The main aim to designed and developed Apache Iceberg was basically to address the data consistency and performance issues that Hive having. Below we can see few major issues that Hive holding as said above and how resolved by Apache Iceberg.
In nutshell, Schema evolution permits us to update the schema used to write new data while maintaining backward compatibility with the schemas of our old data. To make schema evolution support in Hive, actual data files need to be modified or rewritten. As an example, if we want to handle schema changes/evolution in Hive ORC tables like column deletions occurring at source database, which is MySQL by leveraging Flume to import data, here are few major steps we need to follow:
- Taking backup of old schema file.
- Move the New AVSC Schema File to HDFS.
- Create AVRO table with new location set and scheme location set.
- Verify the data in AVRO after Schema changes in MySQL.
- Take a Backup of the current ORC table and Drop the Original ORC table.
- Create ORC table with a new location set
- Insert the data into the ORC table and eventually verify the ORC table after the schema changes.
- Then, continue the incremental loads from the next day onwards with the new target directory which was created after the schema changes.
But, Apache Iceberg schema updates are metadata changes only and because of that, no data files need to be rewritten to perform the update.
Using unique IDs, Iceberg tracks each column in a table. While we add a new column, a new ID would assign to it to avoid any existing data usage by mistake.
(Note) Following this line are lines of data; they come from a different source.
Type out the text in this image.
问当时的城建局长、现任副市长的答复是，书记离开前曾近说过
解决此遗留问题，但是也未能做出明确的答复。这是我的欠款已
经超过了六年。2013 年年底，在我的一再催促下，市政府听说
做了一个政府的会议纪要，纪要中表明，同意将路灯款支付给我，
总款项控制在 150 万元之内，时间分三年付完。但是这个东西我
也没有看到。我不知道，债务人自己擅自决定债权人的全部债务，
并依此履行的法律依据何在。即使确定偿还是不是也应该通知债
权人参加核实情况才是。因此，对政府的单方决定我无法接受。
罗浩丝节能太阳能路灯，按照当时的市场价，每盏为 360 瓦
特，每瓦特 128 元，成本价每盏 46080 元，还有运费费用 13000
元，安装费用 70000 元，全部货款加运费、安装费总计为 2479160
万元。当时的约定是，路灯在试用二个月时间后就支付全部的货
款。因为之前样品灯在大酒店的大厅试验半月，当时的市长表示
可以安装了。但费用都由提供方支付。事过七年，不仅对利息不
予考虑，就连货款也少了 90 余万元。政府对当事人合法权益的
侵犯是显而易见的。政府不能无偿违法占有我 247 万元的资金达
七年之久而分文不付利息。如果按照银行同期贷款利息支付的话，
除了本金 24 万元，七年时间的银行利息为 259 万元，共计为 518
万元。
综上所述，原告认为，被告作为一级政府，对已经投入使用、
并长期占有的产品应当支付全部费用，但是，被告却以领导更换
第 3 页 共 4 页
Following schema, evolution changes are currently supporting by Apache Iceberg:
- Add – add a new column to the table or to a nested struct.
- Drop – remove an existing column from the table or a nested struct.
- Rename – rename an existing column or field in a nested struct.
- Update – widen the type of a column, struct field, map key, map value, or list element.
- Reorder – change the order of columns or fields in a nested struct.
To ensure schema evolution changes are unfettered and free of side-effects as well as without rewriting files, Apache Iceberg never read existing values from another column while adding a new column. Similarly for dropping or updating a column or field, Iceberg does not change the values in any other column.
In Apache, Hive partitioning can be done by dividing a table into related groups based on the values of a particular column like date, city, country, etc. Partitioning reduces the query response time in Apache Hive as data is stored in horizontal slices. In Hive partitioning, partitions are explicit and appear as a column and must be given partition values. Due to this approach, Hive having several issues like not being able to validate partition values is so fully dependent on the writer to produce the correct value, 100% dependent on the user to write queries correctly, Working queries are tightly coupled with the table’s partitioning scheme, so partitioning configuration cannot be changed without breaking queries, etc.
Apache Iceberg introduces the concept of hidden partitioning where the reading of unnecessary partitions can be avoided automatically. Data consumers that fire the queries don’t need to know how the table is partitioned and add extra filters to their queries. Iceberg partition layouts can evolve as needed. Iceberg can hide partitioning because it does not require user-maintained partition columns. Iceberg produces partition values by taking a column value and optionally transforming it.
Apache Iceberg is used in production where a single table can contain tens of petabytes of data and can read these huge tables without leveraging distributed SQL engine. It was developed for gigantic tables. By using a set of Java API that Iceberg produces, we can manage table metadata, like schema, partition spec, metadata, and data files that store table data.